O ar em Londres era completamente diferente do ar em qualquer outro lugar. Não sei porque, mas acho que a terra da rainha tinha um encanto a mais, algo como o clima frio e como ele caía bem em mim. Nunca gostei do calor, eu sempre preferi temperaturas mais baixas, e o fato de sairmos do avião quase congelando pelas roupas sem mangas que usávamos, fez o local ganhar alguns pontos positivos.
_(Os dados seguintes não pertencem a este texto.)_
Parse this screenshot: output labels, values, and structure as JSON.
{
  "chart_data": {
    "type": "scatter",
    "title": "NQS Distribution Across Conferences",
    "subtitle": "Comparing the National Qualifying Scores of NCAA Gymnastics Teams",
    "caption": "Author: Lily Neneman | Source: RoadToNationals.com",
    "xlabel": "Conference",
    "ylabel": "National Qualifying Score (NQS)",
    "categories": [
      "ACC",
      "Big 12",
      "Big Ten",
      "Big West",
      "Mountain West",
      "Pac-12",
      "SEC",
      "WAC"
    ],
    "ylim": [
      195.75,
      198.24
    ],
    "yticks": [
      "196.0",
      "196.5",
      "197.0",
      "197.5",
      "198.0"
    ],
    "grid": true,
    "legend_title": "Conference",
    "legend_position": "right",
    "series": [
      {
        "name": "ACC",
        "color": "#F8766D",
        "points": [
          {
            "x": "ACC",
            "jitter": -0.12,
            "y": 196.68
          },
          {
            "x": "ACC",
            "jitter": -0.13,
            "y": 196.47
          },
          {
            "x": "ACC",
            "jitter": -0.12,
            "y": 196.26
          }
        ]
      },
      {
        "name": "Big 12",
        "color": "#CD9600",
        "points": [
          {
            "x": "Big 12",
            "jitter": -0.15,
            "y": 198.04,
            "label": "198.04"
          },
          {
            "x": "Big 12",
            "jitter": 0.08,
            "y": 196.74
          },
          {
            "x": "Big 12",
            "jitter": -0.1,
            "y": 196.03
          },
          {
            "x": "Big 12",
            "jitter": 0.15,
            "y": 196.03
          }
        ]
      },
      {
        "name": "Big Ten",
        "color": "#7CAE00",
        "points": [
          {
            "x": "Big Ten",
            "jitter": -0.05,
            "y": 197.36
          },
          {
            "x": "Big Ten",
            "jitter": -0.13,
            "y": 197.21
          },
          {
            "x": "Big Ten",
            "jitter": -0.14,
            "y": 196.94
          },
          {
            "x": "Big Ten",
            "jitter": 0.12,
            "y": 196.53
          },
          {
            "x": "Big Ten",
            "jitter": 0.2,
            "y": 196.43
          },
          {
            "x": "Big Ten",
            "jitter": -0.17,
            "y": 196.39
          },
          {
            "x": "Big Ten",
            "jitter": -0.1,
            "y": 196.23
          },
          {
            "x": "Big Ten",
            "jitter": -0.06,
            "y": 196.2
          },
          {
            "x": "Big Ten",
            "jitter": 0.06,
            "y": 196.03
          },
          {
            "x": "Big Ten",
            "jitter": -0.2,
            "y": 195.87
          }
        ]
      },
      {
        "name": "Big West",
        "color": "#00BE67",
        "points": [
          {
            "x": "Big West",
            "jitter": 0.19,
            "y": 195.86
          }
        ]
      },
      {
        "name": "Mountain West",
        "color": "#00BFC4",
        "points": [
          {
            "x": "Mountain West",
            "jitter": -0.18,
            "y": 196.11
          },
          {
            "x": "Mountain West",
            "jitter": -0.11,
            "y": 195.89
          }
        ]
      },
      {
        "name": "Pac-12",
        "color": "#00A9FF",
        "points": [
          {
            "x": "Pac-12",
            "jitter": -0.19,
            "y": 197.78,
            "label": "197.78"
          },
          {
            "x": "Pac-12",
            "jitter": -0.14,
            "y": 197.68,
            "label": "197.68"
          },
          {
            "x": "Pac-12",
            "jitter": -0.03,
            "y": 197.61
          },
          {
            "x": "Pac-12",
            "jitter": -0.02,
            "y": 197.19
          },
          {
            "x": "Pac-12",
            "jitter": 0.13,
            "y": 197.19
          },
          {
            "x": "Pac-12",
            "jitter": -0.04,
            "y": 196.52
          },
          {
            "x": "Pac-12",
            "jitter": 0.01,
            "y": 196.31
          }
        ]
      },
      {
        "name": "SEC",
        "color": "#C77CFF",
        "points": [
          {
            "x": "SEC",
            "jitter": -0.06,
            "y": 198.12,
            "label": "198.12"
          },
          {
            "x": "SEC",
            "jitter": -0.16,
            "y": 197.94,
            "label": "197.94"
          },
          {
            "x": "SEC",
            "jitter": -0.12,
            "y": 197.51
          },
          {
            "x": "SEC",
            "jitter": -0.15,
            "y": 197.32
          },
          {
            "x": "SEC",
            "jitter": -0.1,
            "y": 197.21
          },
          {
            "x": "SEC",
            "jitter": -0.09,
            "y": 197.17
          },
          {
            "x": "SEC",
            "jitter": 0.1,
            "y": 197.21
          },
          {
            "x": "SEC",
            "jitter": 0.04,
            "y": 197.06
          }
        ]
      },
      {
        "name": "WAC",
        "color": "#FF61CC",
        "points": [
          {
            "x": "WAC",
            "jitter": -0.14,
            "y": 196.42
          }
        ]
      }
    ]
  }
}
A viagem foi bem tranquila, no geral. As coisas costumeiras como bebês chorando, barulho de turbina e o som aterrorizante das rodas sendo recolhidas. Depois aquela maldita altura e o tempo que demoramos para pousar. Já estávamos em solo e eu me sentia mais tranquila do que imaginava. Quanto a Callie, eu não poderia dizer o mesmo. Desde que saímos de casa até o momento em que as portas do avião se fecharam, a garota não largou seu celular, sofrendo em silêncio em mensagens de texto com as amigas. Durante o voo, bateu os pés, mãos e tudo o que conseguiu para não ficar parada. Sempre tentava começar um assunto sobre Ellen que eu fazia questão de cortar. Ok, papai estava namorando uma garota de vinte e dois anos... E? Se ele estava feliz era o que importava para mim... A não ser que ela tivesse dezesseis assim como eu e Scarlet, aí sim as coisas ficariam feias. Nesse caso a mulher era maior de idade, ele era maior de idade e se queria uma namoradinha troféu, não seria eu quem iria interferir. Callie era bem do tipo que arranjava namorados troféus, portanto deveria ser a última pessoa a reclamar. Mas como sempre, pessoas que falam mal das outras nunca olham para o próprio umbigo.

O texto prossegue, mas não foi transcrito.